先日の日経ビジネスに「迫る2009年問題」と題して、派遣・請負社員への対応が緊急の経営課題であることが特集されていました。

様々な分野で「偽装問題」にゆれている昨今の日本ですが、雇用における偽装問題も大きな話題になりました。いわゆる偽装請負の問題です。

非正規雇用の形態として、派遣社員を活用する場合と、請負に出す場合とがありますが、利用する側がその正確なあり方を知らないために、正しい運用がなされていないケースが多く存在します。

ここでは製造業を例にとってこの問題を考えてみたいと思います。

派遣社員の場合は、派遣会社に雇用され、製造業の会社に派遣され、製造ラインにおいて、製造業の社員から指示命令を受けて作業を行ないます。

これに対して製造業が請負会社と契約して生産の丸ごと一部を任せるのが、請負会社の業務請負です。

この場合は製造業の社員は、請負会社の担当するラインに対しては、作業中の指示命令をしてはならないことになっています。

しかし製造業が使い勝手を優先させて、請負社員を派遣社員のように扱い、自社の社員から直接指示を出して製造ラインを動かす、いわゆる「偽装請負」が発生しています。

2003年頃から行政の指導が始まり、一昨年頃からはマスコミでもキャンペーンが始まりワーキングプアの言葉とともに社会問題化してきました。

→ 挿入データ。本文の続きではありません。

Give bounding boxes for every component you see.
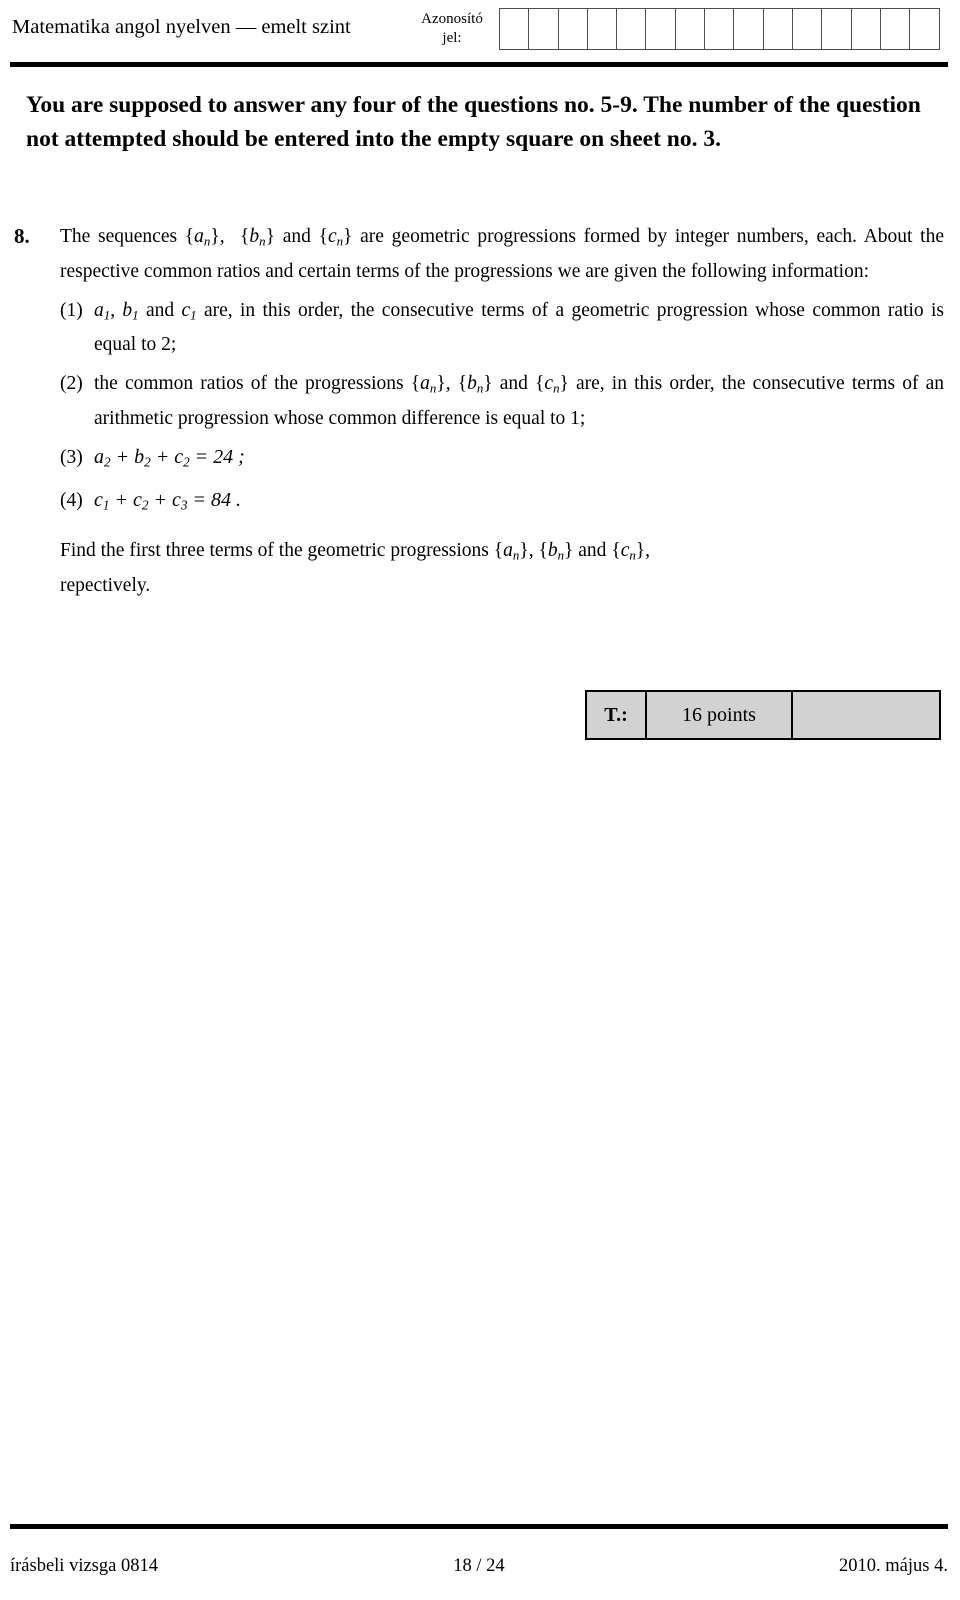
points-total-label: T.: (587, 692, 647, 738)
intro-lead: The sequences (60, 226, 185, 247)
page-header: Matematika angol nyelven — emelt szint A… (0, 0, 960, 58)
item-2-and: and (499, 373, 528, 395)
identifier-code-cell[interactable] (676, 9, 706, 49)
item-2-lead: the common ratios of the progressions (94, 373, 404, 395)
item-3-label: (3) (60, 446, 83, 468)
final-sequence-c: {cn}, (611, 540, 651, 563)
footer-exam-code: írásbeli vizsga 0814 (10, 1556, 158, 1576)
item-4-rhs: 84 (210, 489, 231, 512)
identifier-code-cell[interactable] (734, 9, 764, 49)
item-3-rhs: 24 (213, 445, 234, 468)
item-2-label: (2) (60, 373, 83, 395)
question-item-2: (2) the common ratios of the progression… (60, 369, 944, 433)
item-2-body: the common ratios of the progressions {a… (94, 369, 944, 433)
footer-rule (10, 1524, 948, 1529)
question-number: 8. (14, 224, 30, 248)
sequence-b-inline: {bn} (240, 226, 275, 249)
identifier-code-cell[interactable] (852, 9, 881, 49)
question-block: 8. The sequences {an}, {bn} and {cn} are… (14, 222, 944, 600)
item-1-var-c: c1 (181, 299, 197, 323)
exam-page: Matematika angol nyelven — emelt szint A… (0, 0, 960, 1600)
item-2-sequence-a: {an}, (410, 373, 451, 396)
item-1-label: (1) (60, 299, 83, 321)
points-total-value: 16 points (647, 692, 793, 738)
item-3-body: a2 + b2 + c2 = 24 ; (94, 443, 944, 477)
final-sequence-b: {bn} (538, 540, 574, 563)
identifier-code-cell[interactable] (559, 9, 588, 49)
identifier-code-cell[interactable] (646, 9, 676, 49)
item-2-sequence-b: {bn} (457, 373, 493, 396)
item-1-body: a1, b1 and c1 are, in this order, the co… (94, 299, 945, 356)
identifier-code-cell[interactable] (500, 9, 530, 49)
identifier-code-cell[interactable] (617, 9, 647, 49)
final-sequence-a: {an}, (493, 540, 534, 563)
identifier-label-line1: Azonosító (421, 11, 483, 27)
item-4-body: c1 + c2 + c3 = 84 . (94, 486, 944, 520)
question-intro: The sequences {an}, {bn} and {cn} are ge… (60, 222, 944, 286)
question-final: Find the first three terms of the geomet… (60, 536, 944, 600)
identifier-code-cell[interactable] (705, 9, 735, 49)
identifier-code-grid[interactable] (499, 8, 941, 50)
points-table: T.: 16 points (585, 690, 941, 740)
identifier-code-cell[interactable] (910, 9, 939, 49)
identifier-code-cell[interactable] (822, 9, 852, 49)
identifier-code-cell[interactable] (588, 9, 618, 49)
item-2-sequence-c: {cn} (535, 373, 569, 396)
sequence-a-inline: {an}, (184, 226, 225, 249)
identifier-code-cell[interactable] (881, 9, 911, 49)
item-3-equation: a2 + b2 + c2 = 24 ; (94, 445, 245, 470)
identifier-code-cell[interactable] (793, 9, 823, 49)
final-lead: Find the first three terms of the geomet… (60, 540, 489, 562)
header-title: Matematika angol nyelven — emelt szint (12, 16, 351, 38)
question-item-1: (1) a1, b1 and c1 are, in this order, th… (60, 296, 944, 360)
header-rule (10, 62, 948, 67)
identifier-label-line2: jel: (442, 30, 462, 46)
points-awarded-field[interactable] (793, 692, 939, 738)
identifier-code-cell[interactable] (764, 9, 793, 49)
identifier-label: Azonosító jel: (410, 10, 494, 48)
item-1-text: are, in this order, the consecutive term… (94, 299, 945, 356)
intro-and: and (282, 226, 311, 247)
sequence-c-inline: {cn} (318, 226, 353, 249)
item-4-label: (4) (60, 490, 83, 512)
item-4-equation: c1 + c2 + c3 = 84 . (94, 489, 241, 514)
item-1-var-b: b1 (122, 299, 139, 323)
footer-date: 2010. május 4. (839, 1556, 948, 1576)
question-item-4: (4) c1 + c2 + c3 = 84 . (60, 486, 944, 520)
identifier-code-cell[interactable] (529, 9, 559, 49)
final-and: and (578, 540, 607, 562)
instruction-text: You are supposed to answer any four of t… (26, 92, 921, 152)
question-item-3: (3) a2 + b2 + c2 = 24 ; (60, 443, 944, 477)
item-1-var-a: a1 (94, 299, 111, 323)
final-tail: repectively. (60, 574, 151, 596)
page-footer: írásbeli vizsga 0814 18 / 24 2010. május… (10, 1556, 948, 1577)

そこで多くの製造現場では請負ではなく、派遣で労働力を調達することが一般的になりました。

しかし、それでは問題は解決していません。

派遣社員を製造現場で活用するには雇用期間に期限があるのです。

派遣労働者を扱う法律、労働者派遣法では、派遣業として扱う業務に制限があることに加え、多くの業務には派遣社員を利用することの期限が定められています。

派遣社員を活用したくても、業務の種類によっては、永続的な活用は出来ません。

派遣期間が3年とされている業務では、3年を越えて派遣社員を受け入れることが出来ず、これは個人単位のことでなく、業務単位に期間をみるのです。

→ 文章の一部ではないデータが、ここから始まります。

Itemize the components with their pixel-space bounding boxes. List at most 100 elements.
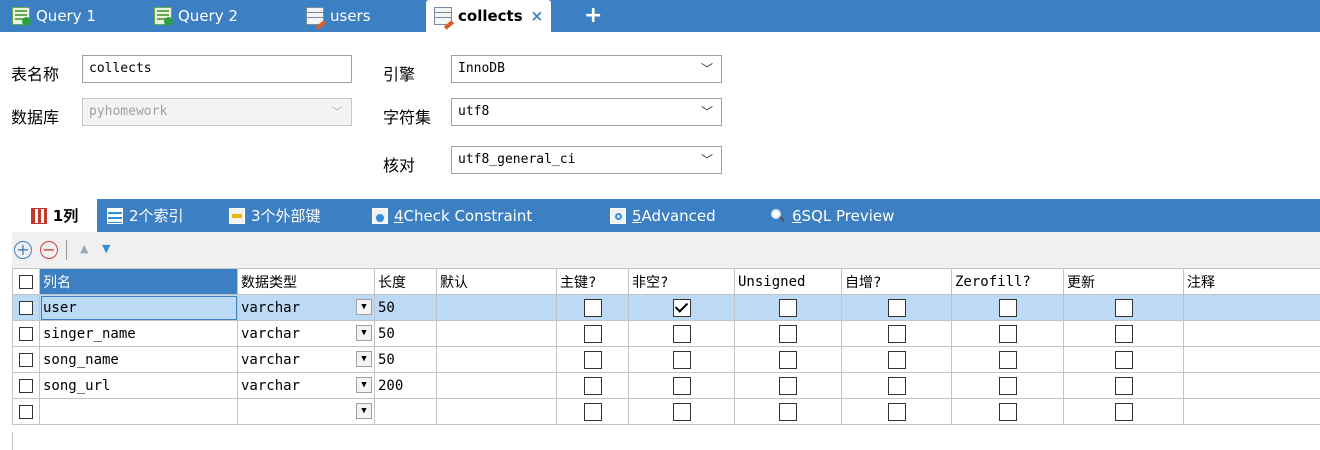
tab-query-2[interactable]: Query 2 [154, 0, 238, 32]
checkbox[interactable] [19, 352, 33, 367]
checkbox[interactable] [672, 350, 691, 369]
row-select-cell[interactable] [12, 320, 40, 347]
header-update[interactable]: 更新 [1063, 268, 1184, 295]
checkbox[interactable] [998, 298, 1017, 317]
field-type-cell[interactable]: varchar ▼ [237, 346, 375, 373]
select-all-header[interactable] [12, 268, 40, 295]
auto-increment-cell[interactable] [841, 398, 952, 425]
row-select-cell[interactable] [12, 398, 40, 425]
header-default[interactable]: 默认 [436, 268, 557, 295]
row-select-cell[interactable] [12, 346, 40, 373]
field-default-cell[interactable] [436, 372, 557, 399]
checkbox[interactable] [583, 324, 602, 343]
checkbox[interactable] [19, 326, 33, 341]
checkbox[interactable] [583, 298, 602, 317]
table-row[interactable]: singer_name varchar ▼ 50 [12, 320, 1320, 347]
update-cell[interactable] [1063, 398, 1184, 425]
unsigned-cell[interactable] [734, 346, 842, 373]
field-type-cell[interactable]: ▼ [237, 398, 375, 425]
checkbox[interactable] [887, 350, 906, 369]
checkbox[interactable] [998, 402, 1017, 421]
checkbox[interactable] [672, 324, 691, 343]
tab-indexes[interactable]: 2 个索引 [107, 199, 184, 232]
field-comment-cell[interactable] [1183, 398, 1320, 425]
primary-key-cell[interactable] [556, 346, 629, 373]
update-cell[interactable] [1063, 346, 1184, 373]
chevron-down-icon[interactable]: ▼ [356, 351, 372, 367]
checkbox[interactable] [779, 350, 797, 369]
zerofill-cell[interactable] [951, 294, 1064, 321]
checkbox[interactable] [1114, 376, 1133, 395]
add-field-button[interactable]: + [14, 241, 32, 259]
update-cell[interactable] [1063, 320, 1184, 347]
checkbox[interactable] [887, 376, 906, 395]
header-comment[interactable]: 注释 [1183, 268, 1320, 295]
field-comment-cell[interactable] [1183, 294, 1320, 321]
auto-increment-cell[interactable] [841, 372, 952, 399]
move-down-button[interactable]: ▼ [102, 242, 110, 255]
zerofill-cell[interactable] [951, 372, 1064, 399]
header-primary-key[interactable]: 主键? [556, 268, 629, 295]
checkbox[interactable] [998, 350, 1017, 369]
table-row[interactable]: ▼ [12, 398, 1320, 425]
field-length-cell[interactable]: 50 [374, 346, 437, 373]
checkbox[interactable] [779, 402, 797, 421]
field-comment-cell[interactable] [1183, 372, 1320, 399]
header-name[interactable]: 列名 [39, 268, 238, 295]
unsigned-cell[interactable] [734, 294, 842, 321]
header-length[interactable]: 长度 [374, 268, 437, 295]
not-null-cell[interactable] [628, 372, 735, 399]
table-name-input[interactable]: collects [82, 55, 352, 83]
checkbox[interactable] [19, 300, 33, 315]
header-type[interactable]: 数据类型 [237, 268, 375, 295]
checkbox[interactable] [779, 376, 797, 395]
chevron-down-icon[interactable]: ▼ [356, 299, 372, 315]
tab-query-1[interactable]: Query 1 [12, 0, 96, 32]
primary-key-cell[interactable] [556, 294, 629, 321]
auto-increment-cell[interactable] [841, 320, 952, 347]
auto-increment-cell[interactable] [841, 294, 952, 321]
header-unsigned[interactable]: Unsigned [734, 268, 842, 295]
field-name-cell[interactable]: singer_name [39, 320, 238, 347]
field-type-cell[interactable]: varchar ▼ [237, 372, 375, 399]
field-name-cell[interactable]: song_name [39, 346, 238, 373]
checkbox[interactable] [887, 324, 906, 343]
header-zerofill[interactable]: Zerofill? [951, 268, 1064, 295]
field-comment-cell[interactable] [1183, 320, 1320, 347]
checkbox[interactable] [1114, 324, 1133, 343]
primary-key-cell[interactable] [556, 372, 629, 399]
row-select-cell[interactable] [12, 372, 40, 399]
primary-key-cell[interactable] [556, 320, 629, 347]
checkbox[interactable] [779, 298, 797, 317]
field-name-cell[interactable]: song_url [39, 372, 238, 399]
checkbox[interactable] [887, 402, 906, 421]
checkbox[interactable] [672, 376, 691, 395]
charset-select[interactable]: utf8 ﹀ [451, 98, 722, 126]
field-name-cell[interactable]: user [39, 294, 238, 321]
update-cell[interactable] [1063, 372, 1184, 399]
field-length-cell[interactable]: 50 [374, 294, 437, 321]
field-comment-cell[interactable] [1183, 346, 1320, 373]
field-default-cell[interactable] [436, 320, 557, 347]
not-null-cell[interactable] [628, 346, 735, 373]
field-length-cell[interactable]: 200 [374, 372, 437, 399]
update-cell[interactable] [1063, 294, 1184, 321]
close-icon[interactable]: × [531, 7, 544, 25]
checkbox[interactable] [19, 404, 33, 419]
tab-columns[interactable]: 1 列 [12, 199, 97, 232]
checkbox[interactable] [1114, 402, 1133, 421]
field-type-cell[interactable]: varchar ▼ [237, 294, 375, 321]
not-null-cell[interactable] [628, 320, 735, 347]
checkbox[interactable] [19, 274, 33, 289]
not-null-cell[interactable] [628, 294, 735, 321]
table-row[interactable]: song_name varchar ▼ 50 [12, 346, 1320, 373]
unsigned-cell[interactable] [734, 398, 842, 425]
remove-field-button[interactable]: − [40, 241, 58, 259]
table-row[interactable]: user varchar ▼ 50 [12, 294, 1320, 321]
unsigned-cell[interactable] [734, 372, 842, 399]
auto-increment-cell[interactable] [841, 346, 952, 373]
field-type-cell[interactable]: varchar ▼ [237, 320, 375, 347]
field-default-cell[interactable] [436, 294, 557, 321]
collation-select[interactable]: utf8_general_ci ﹀ [451, 146, 722, 174]
header-auto-increment[interactable]: 自增? [841, 268, 952, 295]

ですからAさんを派遣として受け入れて3年になるので、今度はBさんに切り替えるということが許されていません。

ある業務でAさん・Bさん・Cさんの派遣が通産で3年に達した時点で、会社は派遣社員を受け入れることは出来ないのです。

製造現場において派遣が解禁になったのは、2004年のことで、この時は派遣期間が1年と定められていました。それが2006年に3年に延長されたので、来年の2009年には派遣受け入れ可能な期間の期限が来ることになっています。

偽装請負を派遣に置き換えることで、製造現場の多くが対応し、問題解決の先延ばしをしてきたのですが、法律の定めるところではもうすぐにでも対応を決めなくてはいけません。

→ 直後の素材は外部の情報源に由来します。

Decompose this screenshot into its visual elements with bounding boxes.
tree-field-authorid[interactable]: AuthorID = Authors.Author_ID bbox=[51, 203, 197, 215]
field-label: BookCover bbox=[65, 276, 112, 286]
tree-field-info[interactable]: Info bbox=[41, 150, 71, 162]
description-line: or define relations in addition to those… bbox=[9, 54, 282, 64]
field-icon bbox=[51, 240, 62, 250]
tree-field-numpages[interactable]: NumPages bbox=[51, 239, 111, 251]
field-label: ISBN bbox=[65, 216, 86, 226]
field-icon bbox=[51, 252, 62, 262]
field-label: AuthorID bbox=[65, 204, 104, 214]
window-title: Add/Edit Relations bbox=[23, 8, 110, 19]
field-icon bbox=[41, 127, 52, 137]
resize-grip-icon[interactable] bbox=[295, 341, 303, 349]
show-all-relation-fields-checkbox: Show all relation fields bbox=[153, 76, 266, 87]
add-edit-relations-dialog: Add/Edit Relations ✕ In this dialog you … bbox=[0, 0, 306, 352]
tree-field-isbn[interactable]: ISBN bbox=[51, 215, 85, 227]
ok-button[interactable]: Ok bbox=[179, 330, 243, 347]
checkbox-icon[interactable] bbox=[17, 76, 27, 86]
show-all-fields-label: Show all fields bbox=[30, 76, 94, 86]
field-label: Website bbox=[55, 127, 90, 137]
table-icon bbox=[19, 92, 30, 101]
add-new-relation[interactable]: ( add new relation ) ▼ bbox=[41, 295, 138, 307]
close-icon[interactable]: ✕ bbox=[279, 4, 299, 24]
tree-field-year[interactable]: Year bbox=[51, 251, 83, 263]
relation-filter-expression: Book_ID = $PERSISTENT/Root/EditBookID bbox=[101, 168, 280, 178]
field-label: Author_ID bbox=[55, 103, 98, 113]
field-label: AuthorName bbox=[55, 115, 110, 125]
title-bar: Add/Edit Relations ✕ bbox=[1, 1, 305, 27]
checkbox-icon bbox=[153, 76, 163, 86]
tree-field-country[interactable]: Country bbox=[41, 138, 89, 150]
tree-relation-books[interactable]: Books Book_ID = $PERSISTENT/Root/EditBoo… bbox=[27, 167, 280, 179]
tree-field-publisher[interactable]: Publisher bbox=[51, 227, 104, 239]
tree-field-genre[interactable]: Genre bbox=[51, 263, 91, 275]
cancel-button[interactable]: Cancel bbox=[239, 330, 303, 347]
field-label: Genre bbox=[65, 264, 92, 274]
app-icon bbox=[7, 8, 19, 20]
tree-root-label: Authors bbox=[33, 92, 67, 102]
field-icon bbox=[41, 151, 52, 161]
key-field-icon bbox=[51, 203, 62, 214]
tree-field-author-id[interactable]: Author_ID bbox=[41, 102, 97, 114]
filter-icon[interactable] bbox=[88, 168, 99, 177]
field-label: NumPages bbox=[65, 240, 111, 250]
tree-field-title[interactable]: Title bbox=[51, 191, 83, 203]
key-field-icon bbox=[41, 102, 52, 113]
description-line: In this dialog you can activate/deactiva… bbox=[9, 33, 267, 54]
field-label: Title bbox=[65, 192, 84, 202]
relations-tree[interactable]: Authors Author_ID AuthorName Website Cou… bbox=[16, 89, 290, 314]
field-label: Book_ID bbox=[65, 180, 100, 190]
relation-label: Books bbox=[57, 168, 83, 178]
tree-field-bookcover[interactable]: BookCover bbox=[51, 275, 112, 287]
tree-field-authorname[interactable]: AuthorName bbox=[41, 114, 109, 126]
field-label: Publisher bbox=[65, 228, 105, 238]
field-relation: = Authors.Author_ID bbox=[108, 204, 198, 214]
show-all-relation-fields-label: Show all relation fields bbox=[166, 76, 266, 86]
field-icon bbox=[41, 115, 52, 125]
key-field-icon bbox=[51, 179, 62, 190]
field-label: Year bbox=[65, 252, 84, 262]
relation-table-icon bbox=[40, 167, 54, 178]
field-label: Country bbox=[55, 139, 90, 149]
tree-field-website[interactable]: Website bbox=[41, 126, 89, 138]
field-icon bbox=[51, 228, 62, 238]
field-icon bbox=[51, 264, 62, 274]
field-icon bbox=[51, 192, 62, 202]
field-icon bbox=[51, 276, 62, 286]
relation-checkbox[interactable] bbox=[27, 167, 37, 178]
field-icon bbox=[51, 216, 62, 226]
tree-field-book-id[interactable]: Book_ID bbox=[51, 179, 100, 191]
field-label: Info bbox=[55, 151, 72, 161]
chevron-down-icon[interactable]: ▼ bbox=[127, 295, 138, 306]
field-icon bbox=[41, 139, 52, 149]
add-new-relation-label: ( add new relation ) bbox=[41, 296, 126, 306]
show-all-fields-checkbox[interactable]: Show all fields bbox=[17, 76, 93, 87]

派遣社員を受け入れ会社の従業員として雇用するか、ラインを全て請負会社に任せるかの二つに一つしか方法はないのです。

厳しいコスト競争から行なわれてきた雇用の多様化という実態からすれば、法律どおりに対応することは、経営の根幹を揺るがす問題です。

品質を保ちながらコスト競争力を維持するなかで、雇用の現場を今日明日で切り替えることなど出来ませんので、今から慎重な対応を急がなければなりません。

コンプライアンスと競争力の維持という、どちらも大事な経営課題での重大な選択が求められている時ですね。